I stay silent and let him continue.

“Getting told that you were in the hospital today sucked so fucking much. The whole way there, I didn’t know if you were okay or not. So fucking forgive me for wanting you to move in with me and not wanting to worry about you falling every single damn day.”

I see… his reasoning and the more I think about it, the more my irritation starts to vanish.

The ER doctor did tell me to avoid anything that will cause me to hall and to take it easy.

Taking four flights of stairs every single day is definitely not easy.

Something could happen whenever I lug groceries up or when my dryer isn’t working and I have to go to the laundromat down the street and carry my hamper up the stairs.

And when my bump starts to grow, it can become even more dangerous.

Even though I hate to admit this, Liam does have a point.

Moving in with him is crazy, but if keeps me from falling and him from worrying, it could be a win-win situation.

Crap, why do I want to say yes to him?

I should be wanting to say no.

I can’t move in with a guy I barely know. I’m already pregnant with his kid, so I should draw the line there.

But all I keep thinking is how it’s a logical choice.

Stupid logic.

“If we were to step into this arrangement,” I start, choosing my words carefully. “How long would I live with you?”

“Until the baby is born,” he says with no hesitation whatsoever.

“Excuse me? The doctor told me to rest for only a few weeks.”

“So?” he says so damn unbothered. “I don’t care how long the doctor told you, I want you at my place at the very least until the baby is born.”

“‘At the very least’?” I feel my eyebrows rise up to my hairline.

The bastard gives me a shrug. “I’m leaving the door open for renegotiation.”

“There will not be any renegotiation. It’s going to be just until the baby is born and that is it.”

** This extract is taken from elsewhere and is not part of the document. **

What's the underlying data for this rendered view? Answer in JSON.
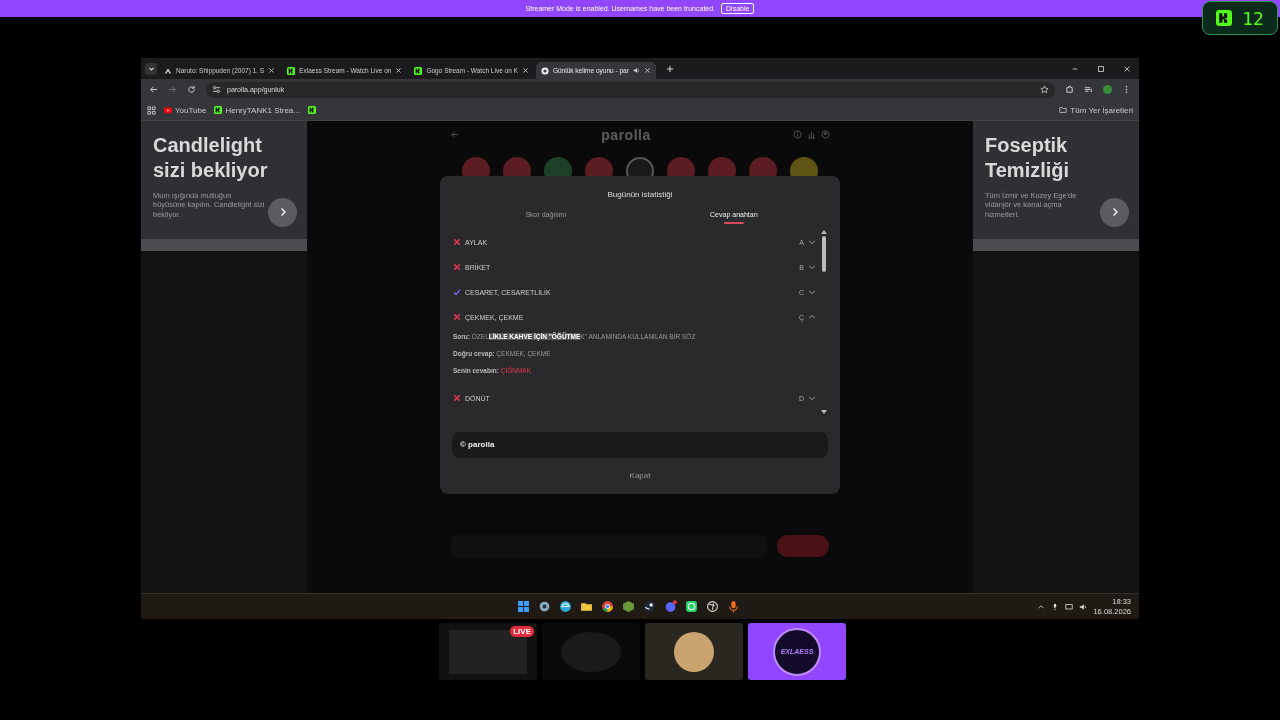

“Whatever you say. I can be a very persuasive man when I want to be.” He says, giving me a smirk.

“I highly doubt that.”

“You just agreed to move in with me, so I say otherwise.” He says, lifting an eyebrow.

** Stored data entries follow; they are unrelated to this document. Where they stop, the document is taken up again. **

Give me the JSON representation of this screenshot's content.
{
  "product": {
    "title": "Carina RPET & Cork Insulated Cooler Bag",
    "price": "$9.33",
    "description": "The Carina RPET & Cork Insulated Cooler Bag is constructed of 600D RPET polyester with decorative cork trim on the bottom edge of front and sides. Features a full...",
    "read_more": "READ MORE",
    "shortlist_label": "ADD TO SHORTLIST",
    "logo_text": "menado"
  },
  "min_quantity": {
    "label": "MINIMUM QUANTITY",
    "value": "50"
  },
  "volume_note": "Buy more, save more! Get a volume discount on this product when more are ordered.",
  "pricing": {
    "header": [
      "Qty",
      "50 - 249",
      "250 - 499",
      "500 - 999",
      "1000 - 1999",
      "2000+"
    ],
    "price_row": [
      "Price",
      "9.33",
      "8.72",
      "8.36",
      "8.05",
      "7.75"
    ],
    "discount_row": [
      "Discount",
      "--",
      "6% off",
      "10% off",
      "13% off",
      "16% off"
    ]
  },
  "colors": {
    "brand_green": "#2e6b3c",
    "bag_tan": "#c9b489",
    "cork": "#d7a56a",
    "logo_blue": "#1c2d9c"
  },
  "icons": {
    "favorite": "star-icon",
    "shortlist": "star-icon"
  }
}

No way did I just agree to…

Then everything I just said comes rushing back.

I did just agree to move with him.

Holy shit.

What the fuck is wrong with me?

First I got pregnant by the guy and now I’m moving in with him, what’s next? Getting married and falling in love.

Nope, not going to happen.

“Fine. I’ll move in with you, but I better not wake up one day with a ring on my finger.” I say, shoving him slightly.

“Who the hell said anything about a ring?” He says through a chuckle.

“And no crawling into my bed. Or walking around in just a towel. Your super sperm already went through two forms of protection, I don’t need to come out pregnant with another one of your babies before this one is even born.”

He looks like he wants to laugh, but he holds it in for the most part, and gives me an affirmative nod.

“Whatever rules you put in place, I will stand by them,” he says, through a smile.

I narrow my eyes at him.

He’s using his charm on me and that pretty smile that got us here in the first place.

Living with him is going to be hard.

Very hard.

Even more so when my feelings for him and everything I felt for him in our time together haven't fully disappeared. I will be living with secret feelings and possibly reliving the hot memories of the two of us together.

But it gives us both one less thing to worry about and if anything I will have help getting ready for the birth and everything that follows after it.

If I keep my feelings at bay, we can make this work.

“Okay, then Mr. Crawford. You just gained a roommate.”

“Please to hear it, Ms. Vega.”

I’m fucking moving in with my baby daddy.